When making marbled artwork, one must first increase the density and consistency of the water by adding a coagulant, such as “tragacanth” to it. The clay paint is prepared by crushing it together with “ox bile”. The paint is then mixed together with water using brushes made from rose branches and mares’ tails. The drops of paint spread uncontrollably over the water, and create an infinite array of colourful patterns.
An education in marbling
The number of institutions offering instruction in marbling has increased recently, in response to the rising interest in the art form. One can pursue an academic degree in marbling at Mimar Sinan University and Traditional Arts Department of Marmara University. Moreover, private classes in marbling are offered at a variety of locations, including the Istanbul Marbling House (Ebristan), the Caferağa Medrese, Küçükayasofya Medrese. One can also pursue marbling lessons at any number of private workshops.

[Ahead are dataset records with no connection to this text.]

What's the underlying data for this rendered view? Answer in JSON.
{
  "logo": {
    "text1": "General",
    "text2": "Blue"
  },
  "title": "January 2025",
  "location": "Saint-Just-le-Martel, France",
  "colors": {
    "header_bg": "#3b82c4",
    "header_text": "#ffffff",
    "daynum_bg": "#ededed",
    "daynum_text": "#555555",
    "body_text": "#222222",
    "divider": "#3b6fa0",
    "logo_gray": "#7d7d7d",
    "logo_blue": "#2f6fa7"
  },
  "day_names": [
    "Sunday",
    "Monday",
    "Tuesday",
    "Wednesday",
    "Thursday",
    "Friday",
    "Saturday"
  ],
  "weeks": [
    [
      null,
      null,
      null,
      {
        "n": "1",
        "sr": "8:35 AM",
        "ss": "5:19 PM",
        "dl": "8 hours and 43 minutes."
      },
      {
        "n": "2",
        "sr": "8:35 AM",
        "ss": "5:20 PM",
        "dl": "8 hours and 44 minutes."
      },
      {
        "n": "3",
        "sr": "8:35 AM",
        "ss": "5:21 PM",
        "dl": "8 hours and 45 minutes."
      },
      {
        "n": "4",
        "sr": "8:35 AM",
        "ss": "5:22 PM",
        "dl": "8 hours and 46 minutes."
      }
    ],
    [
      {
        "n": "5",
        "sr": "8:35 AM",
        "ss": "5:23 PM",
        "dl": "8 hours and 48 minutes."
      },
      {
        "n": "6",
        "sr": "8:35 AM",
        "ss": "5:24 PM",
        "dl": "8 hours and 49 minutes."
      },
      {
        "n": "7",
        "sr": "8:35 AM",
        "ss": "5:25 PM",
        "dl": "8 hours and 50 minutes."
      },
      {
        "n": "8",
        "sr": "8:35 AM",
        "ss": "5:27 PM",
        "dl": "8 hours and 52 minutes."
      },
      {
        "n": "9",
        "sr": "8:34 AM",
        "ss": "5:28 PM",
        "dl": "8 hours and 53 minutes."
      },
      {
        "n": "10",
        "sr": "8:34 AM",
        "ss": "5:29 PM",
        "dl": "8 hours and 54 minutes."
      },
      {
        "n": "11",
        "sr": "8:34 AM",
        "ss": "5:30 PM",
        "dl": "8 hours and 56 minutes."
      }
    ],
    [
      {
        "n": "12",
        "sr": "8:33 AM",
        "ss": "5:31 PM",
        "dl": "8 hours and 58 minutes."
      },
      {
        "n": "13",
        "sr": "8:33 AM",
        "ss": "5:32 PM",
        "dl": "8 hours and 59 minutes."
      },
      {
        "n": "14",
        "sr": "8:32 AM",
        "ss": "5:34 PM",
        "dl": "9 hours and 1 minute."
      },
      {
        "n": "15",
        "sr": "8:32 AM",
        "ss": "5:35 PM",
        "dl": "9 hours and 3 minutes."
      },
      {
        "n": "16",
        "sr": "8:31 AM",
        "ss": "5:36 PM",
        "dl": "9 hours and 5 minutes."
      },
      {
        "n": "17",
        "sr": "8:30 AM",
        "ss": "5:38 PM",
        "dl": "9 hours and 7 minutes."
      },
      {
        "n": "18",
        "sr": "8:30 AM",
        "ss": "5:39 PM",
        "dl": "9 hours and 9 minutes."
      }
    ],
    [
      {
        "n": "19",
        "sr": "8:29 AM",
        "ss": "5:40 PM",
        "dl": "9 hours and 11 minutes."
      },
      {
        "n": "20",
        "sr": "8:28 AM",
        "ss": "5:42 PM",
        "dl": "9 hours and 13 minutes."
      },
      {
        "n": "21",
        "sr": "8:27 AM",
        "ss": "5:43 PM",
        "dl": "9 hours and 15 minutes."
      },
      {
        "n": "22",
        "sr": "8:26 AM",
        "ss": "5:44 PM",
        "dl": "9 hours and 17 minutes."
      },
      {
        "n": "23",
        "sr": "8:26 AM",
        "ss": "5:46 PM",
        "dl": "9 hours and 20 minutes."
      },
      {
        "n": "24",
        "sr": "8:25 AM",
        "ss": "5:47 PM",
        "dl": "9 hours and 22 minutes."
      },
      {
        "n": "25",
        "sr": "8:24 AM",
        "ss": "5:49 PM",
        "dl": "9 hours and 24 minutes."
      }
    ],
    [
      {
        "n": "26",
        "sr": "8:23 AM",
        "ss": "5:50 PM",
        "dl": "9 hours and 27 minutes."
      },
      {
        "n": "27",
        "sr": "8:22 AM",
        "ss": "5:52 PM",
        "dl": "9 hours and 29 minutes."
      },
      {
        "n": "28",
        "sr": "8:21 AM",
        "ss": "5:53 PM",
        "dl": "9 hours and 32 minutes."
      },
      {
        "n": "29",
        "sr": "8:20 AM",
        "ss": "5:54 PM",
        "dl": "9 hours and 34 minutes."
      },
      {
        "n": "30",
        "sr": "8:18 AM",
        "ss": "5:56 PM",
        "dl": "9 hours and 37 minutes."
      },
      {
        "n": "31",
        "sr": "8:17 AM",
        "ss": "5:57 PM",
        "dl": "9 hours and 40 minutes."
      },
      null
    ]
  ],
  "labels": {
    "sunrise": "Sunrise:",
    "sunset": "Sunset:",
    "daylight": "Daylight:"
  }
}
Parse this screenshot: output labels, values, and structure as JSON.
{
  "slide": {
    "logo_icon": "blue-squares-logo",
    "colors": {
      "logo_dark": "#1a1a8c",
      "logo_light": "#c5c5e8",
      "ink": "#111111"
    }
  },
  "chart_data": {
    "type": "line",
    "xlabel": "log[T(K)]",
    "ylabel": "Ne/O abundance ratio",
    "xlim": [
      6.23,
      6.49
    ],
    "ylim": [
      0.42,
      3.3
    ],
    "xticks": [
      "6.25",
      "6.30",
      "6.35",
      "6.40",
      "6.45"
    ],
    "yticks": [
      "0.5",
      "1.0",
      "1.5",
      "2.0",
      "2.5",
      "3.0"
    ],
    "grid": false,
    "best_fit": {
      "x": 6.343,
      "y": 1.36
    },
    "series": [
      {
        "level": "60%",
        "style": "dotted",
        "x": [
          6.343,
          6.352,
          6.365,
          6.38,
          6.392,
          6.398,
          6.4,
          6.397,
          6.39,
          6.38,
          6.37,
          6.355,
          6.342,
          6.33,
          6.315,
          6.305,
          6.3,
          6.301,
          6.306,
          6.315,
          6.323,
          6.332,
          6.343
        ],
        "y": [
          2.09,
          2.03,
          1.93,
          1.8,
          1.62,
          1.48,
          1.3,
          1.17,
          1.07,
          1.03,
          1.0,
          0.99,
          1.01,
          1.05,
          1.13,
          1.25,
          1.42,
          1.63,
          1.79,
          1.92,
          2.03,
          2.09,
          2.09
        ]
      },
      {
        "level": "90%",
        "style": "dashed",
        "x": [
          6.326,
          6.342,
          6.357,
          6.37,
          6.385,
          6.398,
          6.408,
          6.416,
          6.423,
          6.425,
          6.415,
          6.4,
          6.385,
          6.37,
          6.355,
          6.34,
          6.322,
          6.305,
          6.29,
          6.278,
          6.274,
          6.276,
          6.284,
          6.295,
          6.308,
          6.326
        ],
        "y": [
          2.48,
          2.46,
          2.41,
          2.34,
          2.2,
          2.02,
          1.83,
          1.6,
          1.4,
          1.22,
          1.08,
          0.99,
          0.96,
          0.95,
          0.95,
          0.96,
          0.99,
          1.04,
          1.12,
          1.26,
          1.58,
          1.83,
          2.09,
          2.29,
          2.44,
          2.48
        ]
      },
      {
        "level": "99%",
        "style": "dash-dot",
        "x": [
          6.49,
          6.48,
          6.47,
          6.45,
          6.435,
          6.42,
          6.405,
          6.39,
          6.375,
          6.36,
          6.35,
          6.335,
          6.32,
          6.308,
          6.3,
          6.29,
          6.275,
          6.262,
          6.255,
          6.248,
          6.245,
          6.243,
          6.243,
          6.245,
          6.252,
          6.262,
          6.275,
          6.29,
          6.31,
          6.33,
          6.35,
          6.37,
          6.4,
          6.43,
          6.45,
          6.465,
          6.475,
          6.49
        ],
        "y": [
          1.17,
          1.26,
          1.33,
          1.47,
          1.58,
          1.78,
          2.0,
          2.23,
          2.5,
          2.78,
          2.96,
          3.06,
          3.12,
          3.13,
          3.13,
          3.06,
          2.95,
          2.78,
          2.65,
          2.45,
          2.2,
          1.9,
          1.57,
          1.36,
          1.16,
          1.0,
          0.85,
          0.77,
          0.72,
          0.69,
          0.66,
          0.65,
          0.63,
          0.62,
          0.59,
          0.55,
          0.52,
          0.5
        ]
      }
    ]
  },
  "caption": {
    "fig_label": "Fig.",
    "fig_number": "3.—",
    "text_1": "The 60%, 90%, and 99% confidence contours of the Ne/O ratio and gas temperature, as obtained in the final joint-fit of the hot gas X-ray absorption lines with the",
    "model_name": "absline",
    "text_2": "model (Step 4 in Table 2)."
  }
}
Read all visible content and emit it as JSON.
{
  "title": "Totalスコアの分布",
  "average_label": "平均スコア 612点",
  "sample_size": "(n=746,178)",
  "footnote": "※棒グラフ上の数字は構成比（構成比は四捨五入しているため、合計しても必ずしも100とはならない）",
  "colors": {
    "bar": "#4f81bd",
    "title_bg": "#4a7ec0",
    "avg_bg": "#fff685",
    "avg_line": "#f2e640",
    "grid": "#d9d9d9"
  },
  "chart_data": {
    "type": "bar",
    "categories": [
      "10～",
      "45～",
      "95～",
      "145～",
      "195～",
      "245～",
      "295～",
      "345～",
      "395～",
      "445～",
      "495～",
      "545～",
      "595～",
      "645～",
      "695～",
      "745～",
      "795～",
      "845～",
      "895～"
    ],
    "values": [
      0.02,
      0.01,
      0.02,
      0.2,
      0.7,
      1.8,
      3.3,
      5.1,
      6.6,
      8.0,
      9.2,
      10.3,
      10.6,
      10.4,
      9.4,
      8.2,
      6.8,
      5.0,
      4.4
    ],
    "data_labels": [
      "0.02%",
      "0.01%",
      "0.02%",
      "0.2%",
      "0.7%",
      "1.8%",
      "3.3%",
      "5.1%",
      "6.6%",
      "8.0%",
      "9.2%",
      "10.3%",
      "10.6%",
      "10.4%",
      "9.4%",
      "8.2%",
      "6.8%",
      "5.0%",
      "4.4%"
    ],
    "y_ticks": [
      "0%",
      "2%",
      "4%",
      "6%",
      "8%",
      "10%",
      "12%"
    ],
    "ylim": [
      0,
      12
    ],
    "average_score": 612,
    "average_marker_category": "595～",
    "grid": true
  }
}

One can purchase the clay paints necessary in marbling at the Thursday Market in Karaköy, while all of the other necessary materials are available for purchase at a number of locations in Sultanahmet. After an initial investment of approximately 150 YTL for materials, your education in marbling can begin.
Istanbul Marbling House (Ebristan): +90 216 334 59 34
Caferağa Medrese: +90 212 513 36 01
Küçükayasofya Medrese: +90 212 638 50 12
Marbling, which can be applied to ceramic, glass, metal, and wooden surfaces, is used as a painting and design technique in a wide variety of common items from daily life.